The need to shift the location of your store can develop for a variety of reasons: you need more or less space, you aren’t getting the traffic you need, your lease is up, or possibly something else. Although moving your products and possessions can be enough of a challenge, an array of other issues relating to a business relocation can surface.
One of the most vital is maintaining your customer relationships. Below are three tips to help you prepare your customers for the relocation of your firm, if you want to make sure you don’t lose anyone along the way.
Consider your alternatives
Moving to a new business site, especially if you have a large following of customers you suspect may not be enthusiastic about the move, can prove to be more work than it’s worth. Mark Henricks, contributor for Entrepreneur.com, says that if you have been doing business at the same location for many years, you could face a backlash from your customer base and lose a few folks who have been very loyal up to this point.

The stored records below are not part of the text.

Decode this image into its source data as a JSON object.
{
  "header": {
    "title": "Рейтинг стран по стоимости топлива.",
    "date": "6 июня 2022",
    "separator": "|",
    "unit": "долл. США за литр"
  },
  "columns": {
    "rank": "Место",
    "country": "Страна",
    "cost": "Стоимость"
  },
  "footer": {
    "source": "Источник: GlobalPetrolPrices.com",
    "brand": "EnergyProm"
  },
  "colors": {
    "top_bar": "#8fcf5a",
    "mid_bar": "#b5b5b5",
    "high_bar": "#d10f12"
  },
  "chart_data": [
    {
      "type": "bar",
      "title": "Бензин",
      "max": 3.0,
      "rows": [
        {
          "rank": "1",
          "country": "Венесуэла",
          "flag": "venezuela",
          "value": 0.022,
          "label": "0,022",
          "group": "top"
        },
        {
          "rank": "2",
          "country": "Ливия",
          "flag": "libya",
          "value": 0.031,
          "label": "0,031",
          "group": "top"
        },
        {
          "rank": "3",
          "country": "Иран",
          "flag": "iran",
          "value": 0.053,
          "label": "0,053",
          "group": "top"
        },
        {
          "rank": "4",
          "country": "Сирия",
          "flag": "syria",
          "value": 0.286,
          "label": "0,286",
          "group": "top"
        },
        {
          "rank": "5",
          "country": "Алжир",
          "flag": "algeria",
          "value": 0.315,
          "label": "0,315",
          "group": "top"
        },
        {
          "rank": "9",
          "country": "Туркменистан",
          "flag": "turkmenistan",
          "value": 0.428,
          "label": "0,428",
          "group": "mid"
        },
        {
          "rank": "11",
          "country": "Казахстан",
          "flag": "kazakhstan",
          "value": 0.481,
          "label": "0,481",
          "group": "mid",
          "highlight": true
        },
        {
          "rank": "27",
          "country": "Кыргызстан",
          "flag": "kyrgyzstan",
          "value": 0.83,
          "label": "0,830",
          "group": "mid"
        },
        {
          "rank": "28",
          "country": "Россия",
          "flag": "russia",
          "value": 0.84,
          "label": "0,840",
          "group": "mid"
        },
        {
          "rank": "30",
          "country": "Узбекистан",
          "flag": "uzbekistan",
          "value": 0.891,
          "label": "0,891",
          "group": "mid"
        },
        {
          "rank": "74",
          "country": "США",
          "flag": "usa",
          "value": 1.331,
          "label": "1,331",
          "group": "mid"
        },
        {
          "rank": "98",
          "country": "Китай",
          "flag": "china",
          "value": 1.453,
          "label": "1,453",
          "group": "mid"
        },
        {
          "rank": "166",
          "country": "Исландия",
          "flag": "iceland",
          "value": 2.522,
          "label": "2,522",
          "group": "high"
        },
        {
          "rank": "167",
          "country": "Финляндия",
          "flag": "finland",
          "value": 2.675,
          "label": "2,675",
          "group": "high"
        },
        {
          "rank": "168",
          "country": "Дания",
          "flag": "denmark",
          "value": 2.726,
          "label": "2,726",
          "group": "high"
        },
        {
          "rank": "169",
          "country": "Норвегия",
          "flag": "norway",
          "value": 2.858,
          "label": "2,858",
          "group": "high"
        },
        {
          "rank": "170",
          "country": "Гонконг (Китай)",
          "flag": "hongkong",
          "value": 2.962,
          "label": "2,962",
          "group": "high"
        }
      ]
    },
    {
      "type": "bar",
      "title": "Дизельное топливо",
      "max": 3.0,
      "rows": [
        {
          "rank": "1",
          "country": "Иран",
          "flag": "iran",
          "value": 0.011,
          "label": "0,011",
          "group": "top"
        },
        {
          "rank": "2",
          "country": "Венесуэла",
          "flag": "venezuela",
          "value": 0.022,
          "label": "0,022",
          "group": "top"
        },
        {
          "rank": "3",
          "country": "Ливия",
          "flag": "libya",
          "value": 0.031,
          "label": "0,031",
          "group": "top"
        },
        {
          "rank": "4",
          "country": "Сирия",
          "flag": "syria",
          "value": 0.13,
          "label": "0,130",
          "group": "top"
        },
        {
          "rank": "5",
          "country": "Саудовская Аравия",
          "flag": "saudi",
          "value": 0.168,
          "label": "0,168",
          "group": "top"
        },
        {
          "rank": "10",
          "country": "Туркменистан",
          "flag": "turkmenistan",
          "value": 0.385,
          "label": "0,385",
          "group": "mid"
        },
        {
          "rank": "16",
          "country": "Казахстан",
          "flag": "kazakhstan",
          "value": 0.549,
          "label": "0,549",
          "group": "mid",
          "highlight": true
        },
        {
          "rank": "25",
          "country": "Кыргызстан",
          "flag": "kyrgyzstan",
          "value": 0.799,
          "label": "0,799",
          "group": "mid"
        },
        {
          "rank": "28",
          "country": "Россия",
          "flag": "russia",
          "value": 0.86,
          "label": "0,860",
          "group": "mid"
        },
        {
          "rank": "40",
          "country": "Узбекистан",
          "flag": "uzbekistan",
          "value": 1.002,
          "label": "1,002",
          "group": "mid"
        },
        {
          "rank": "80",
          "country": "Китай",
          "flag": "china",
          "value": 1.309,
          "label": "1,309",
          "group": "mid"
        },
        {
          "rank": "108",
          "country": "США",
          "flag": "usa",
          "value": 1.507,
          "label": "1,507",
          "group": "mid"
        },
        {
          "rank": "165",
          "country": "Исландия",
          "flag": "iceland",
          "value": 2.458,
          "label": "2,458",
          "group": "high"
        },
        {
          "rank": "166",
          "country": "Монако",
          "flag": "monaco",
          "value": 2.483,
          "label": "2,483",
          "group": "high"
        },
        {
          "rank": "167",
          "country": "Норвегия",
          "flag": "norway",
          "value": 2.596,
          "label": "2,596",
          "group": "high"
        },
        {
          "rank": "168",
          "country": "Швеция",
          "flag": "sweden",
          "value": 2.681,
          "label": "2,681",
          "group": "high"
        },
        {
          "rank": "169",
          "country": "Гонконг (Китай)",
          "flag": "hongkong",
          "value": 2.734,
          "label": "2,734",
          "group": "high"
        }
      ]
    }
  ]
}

To prevent this from happening, or at the very least minimize the damage, make sure you research any options that might entail a smaller change. For example. Henricks suggests absorbing a space that adjoins your current location, or moving your manufacturing and distributing departments but keeping the sales location at the old and familiar site.
This may not be an option for many owners, however.
Create a customer plan
If relocating is truly the best alternative for your business over the long run, then there are things you can do to make the transition as painless as possible for your longtime customers. The first thing you’re going to want to do is design a plan for communicating the news to everyone.

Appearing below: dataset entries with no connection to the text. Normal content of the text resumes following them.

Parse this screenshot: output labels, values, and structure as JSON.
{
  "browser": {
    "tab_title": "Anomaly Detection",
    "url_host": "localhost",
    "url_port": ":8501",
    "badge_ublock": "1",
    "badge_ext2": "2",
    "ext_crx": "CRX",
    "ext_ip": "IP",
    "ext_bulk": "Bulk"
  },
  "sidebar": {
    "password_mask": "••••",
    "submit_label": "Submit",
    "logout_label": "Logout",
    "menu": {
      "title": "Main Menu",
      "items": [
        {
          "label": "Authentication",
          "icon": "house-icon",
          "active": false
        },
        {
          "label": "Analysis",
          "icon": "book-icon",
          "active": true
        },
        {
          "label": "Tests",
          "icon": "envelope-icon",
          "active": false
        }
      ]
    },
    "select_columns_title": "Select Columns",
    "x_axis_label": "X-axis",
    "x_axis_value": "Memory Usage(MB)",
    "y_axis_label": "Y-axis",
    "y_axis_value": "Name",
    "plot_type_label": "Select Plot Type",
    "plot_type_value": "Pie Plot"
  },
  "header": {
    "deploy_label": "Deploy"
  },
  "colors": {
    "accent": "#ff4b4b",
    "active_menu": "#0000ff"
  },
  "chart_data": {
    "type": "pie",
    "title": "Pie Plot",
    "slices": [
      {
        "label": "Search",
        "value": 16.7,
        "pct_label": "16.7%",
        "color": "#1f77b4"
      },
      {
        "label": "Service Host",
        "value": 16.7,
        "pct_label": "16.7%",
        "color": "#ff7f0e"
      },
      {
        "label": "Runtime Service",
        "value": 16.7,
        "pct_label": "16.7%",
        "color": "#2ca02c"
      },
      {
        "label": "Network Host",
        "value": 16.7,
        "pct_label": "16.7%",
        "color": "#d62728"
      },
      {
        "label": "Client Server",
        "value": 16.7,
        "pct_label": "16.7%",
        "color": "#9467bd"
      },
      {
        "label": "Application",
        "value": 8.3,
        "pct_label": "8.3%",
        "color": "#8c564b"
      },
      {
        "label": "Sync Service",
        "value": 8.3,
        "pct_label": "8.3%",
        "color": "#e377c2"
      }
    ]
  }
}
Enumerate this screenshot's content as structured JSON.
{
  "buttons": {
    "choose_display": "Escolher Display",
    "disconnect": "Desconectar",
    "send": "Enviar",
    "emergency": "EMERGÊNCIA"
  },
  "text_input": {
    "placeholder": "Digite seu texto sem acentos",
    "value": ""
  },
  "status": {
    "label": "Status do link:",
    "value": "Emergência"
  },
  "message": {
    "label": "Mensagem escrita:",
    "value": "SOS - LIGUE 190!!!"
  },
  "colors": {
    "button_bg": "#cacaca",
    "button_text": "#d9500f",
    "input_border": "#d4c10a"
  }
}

Ian Linton of Demand Media, a contributor to Chron Small Business, recommends you make the rationale and benefits of the move very clear to your customers. This information could be vital for maintaining your relationships when you’re situated in your new offices.
Other vital communication you should provide your customers includes contact information that will be effective while you’re moving, reassurance that all orders will be filled and delivered on time, and the location and other store information for your new space. This will all help your customers to avoid feeling abandoned or forgotten during this potentially chaotic time.
One of the most effective ways to ensure your customers follow you to a new location is to offer them incentives. Caron Beesley of the U.S Small Business Administration’s Managing A Business Blog suggests you promote incentives to visit your new location, but with an expiration date so your customers are more likely to stop by soon after the switch.
She also advises business owners to host an opening event in order to draw both returning and new customers to your newly opened location. A grand re-opening party could also be a great opportunity to light a fire under the employees who have shifted locations with you, by giving them the proverbial pat on the back for all their help with this undertaking.
Given a little planning and a lot of love, there’s a high likelihood your customers will stay with you even after you’ve moved to a new place. Try to implement the above tips to give yourself the best chance of finding success in a brand-new location.